Vamos dar um exemplo. Pense em uma pessoa que perdeu o emprego e está desempregada há um ano. As perguntas que poderíamos fazer a ela para lidar com todos os seus medos seriam as seguintes: O que aconteceria se eu nunca pudesse encontrar um emprego novamente? O que aconteceria se seu parceiro também perdesse o emprego? O que você faria se de repente se descobrisse sem nenhum meio de apoio?

Este exercício pode parecer bastante difícil, porque você sempre tenta chegar ao cenário mais catastrófico.

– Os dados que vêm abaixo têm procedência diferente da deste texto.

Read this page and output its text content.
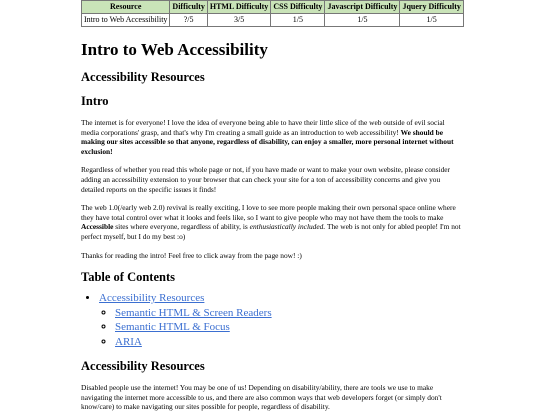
Resource	Difficulty	HTML Difficulty	CSS Difficulty	Javascript Difficulty	Jquery Difficulty
Intro to Web Accessibility	?/5	3/5	1/5	1/5	1/5
Intro to Web Accessibility
Accessibility Resources
Intro

The internet is for everyone! I love the idea of everyone being able to have their little slice of the web outside of evil social media corporations' grasp, and that's why I'm creating a small guide as an introduction to web accessibility! We should be making our sites accessible so that anyone, regardless of disability, can enjoy a smaller, more personal internet without exclusion!

Regardless of whether you read this whole page or not, if you have made or want to make your own website, please consider adding an accessibility extension to your browser that can check your site for a ton of accessibility concerns and give you detailed reports on the specific issues it finds!

The web 1.0(/early web 2.0) revival is really exciting, I love to see more people making their own personal space online where they have total control over what it looks and feels like, so I want to give people who may not have them the tools to make Accessible sites where everyone, regardless of ability, is enthusiastically included. The web is not only for abled people! I'm not perfect myself, but I do my best :o)

Thanks for reading the intro! Feel free to click away from the page now! :)

Table of Contents
• Accessibility Resources
◦ Semantic HTML & Screen Readers
◦ Semantic HTML & Focus
◦ ARIA
Accessibility Resources

Disabled people use the internet! You may be one of us! Depending on disability/ability, there are tools we use to make navigating the internet more accessible to us, and there are also common ways that web developers forget (or simply don't know/care) to make navigating our sites possible for people, regardless of disability.
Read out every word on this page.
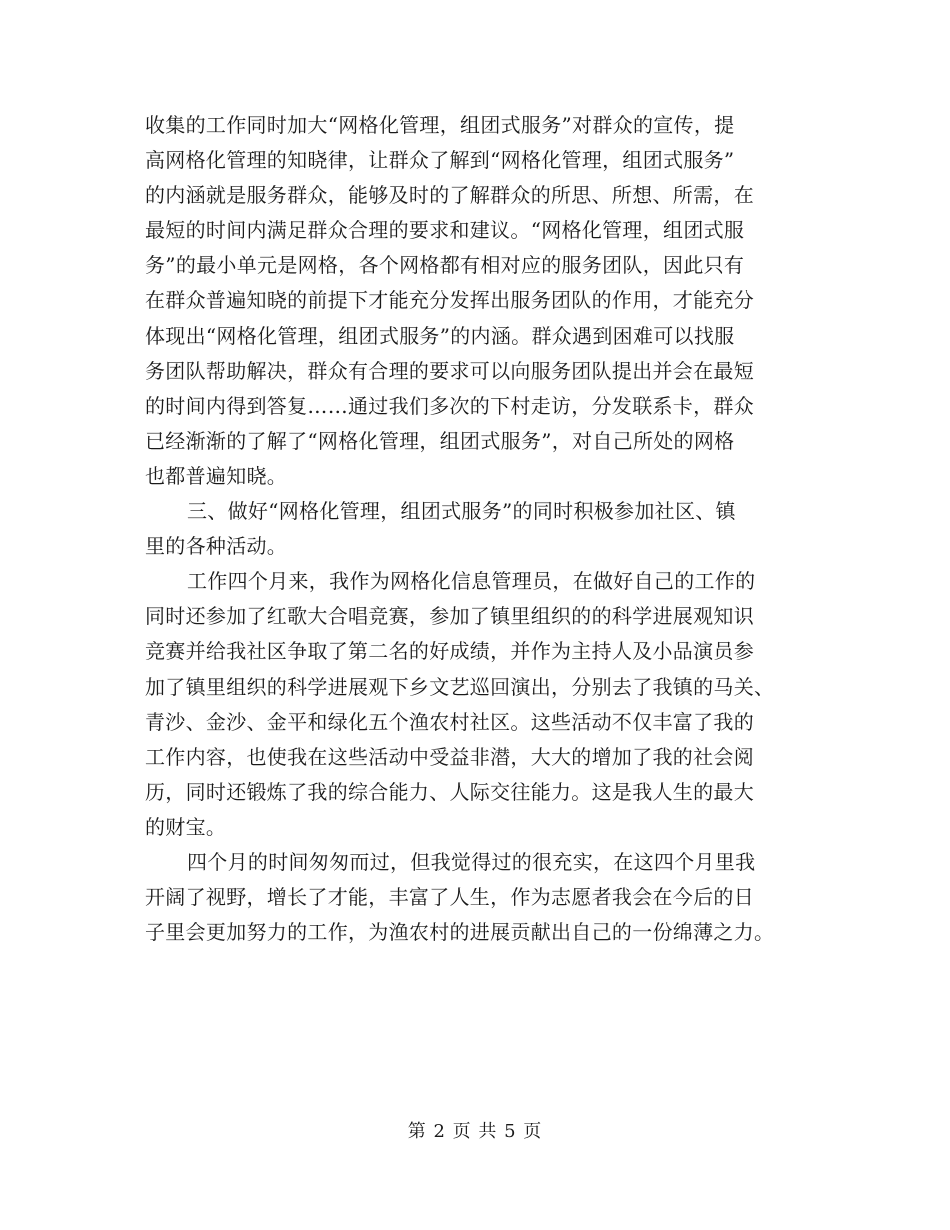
收集的工作同时加大“网格化管理，组团式服务”对群众的宣传，提
高网格化管理的知晓律，让群众了解到“网格化管理，组团式服务”
的内涵就是服务群众，能够及时的了解群众的所思、所想、所需，在
最短的时间内满足群众合理的要求和建议。“网格化管理，组团式服
务”的最小单元是网格，各个网格都有相对应的服务团队，因此只有
在群众普遍知晓的前提下才能充分发挥出服务团队的作用，才能充分
体现出“网格化管理，组团式服务”的内涵。群众遇到困难可以找服
务团队帮助解决，群众有合理的要求可以向服务团队提出并会在最短
的时间内得到答复……通过我们多次的下村走访，分发联系卡，群众
已经渐渐的了解了“网格化管理，组团式服务”，对自己所处的网格
也都普遍知晓。
三、做好“网格化管理，组团式服务”的同时积极参加社区、镇
里的各种活动。
工作四个月来，我作为网格化信息管理员，在做好自己的工作的
同时还参加了红歌大合唱竞赛，参加了镇里组织的的科学进展观知识
竞赛并给我社区争取了第二名的好成绩，并作为主持人及小品演员参
加了镇里组织的科学进展观下乡文艺巡回演出，分别去了我镇的马关、
青沙、金沙、金平和绿化五个渔农村社区。这些活动不仅丰富了我的
工作内容，也使我在这些活动中受益非潜，大大的增加了我的社会阅
历，同时还锻炼了我的综合能力、人际交往能力。这是我人生的最大
的财宝。
四个月的时间匆匆而过，但我觉得过的很充实，在这四个月里我
开阔了视野，增长了才能，丰富了人生，作为志愿者我会在今后的日
子里会更加努力的工作，为渔农村的进展贡献出自己的一份绵薄之力。
第 2 页 共 5 页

Porém, dá um empurrão na pessoa, convida-a a reagir, a fazer uma comparação, a argumentar estratégias possíveis diante de situações desesperadoras que ainda não aconteceram (e que não têm razão para ocorrer).

No fundo, pressupõe demonstrar ao sujeito que, apesar de ter atingido o fundo do poço, existem situações ainda mais complexas e que, portanto, ainda é hora de reagir . Uma vez que ela tenha enfrentado todos os medos que lhe são apresentados, ela terá apenas uma opção: emergir. E essa será a decisão que mudará tudo.

3 coisas para lembrar quando você chegar ao fundo do poço

3 coisas para lembrar quando você chegar ao fundo do poço

Acertar o fundo não é a pior coisa que pode acontecer com você se você acertar, é porque você não pode cair mais e pode usar esse fundo para ganhar impulso.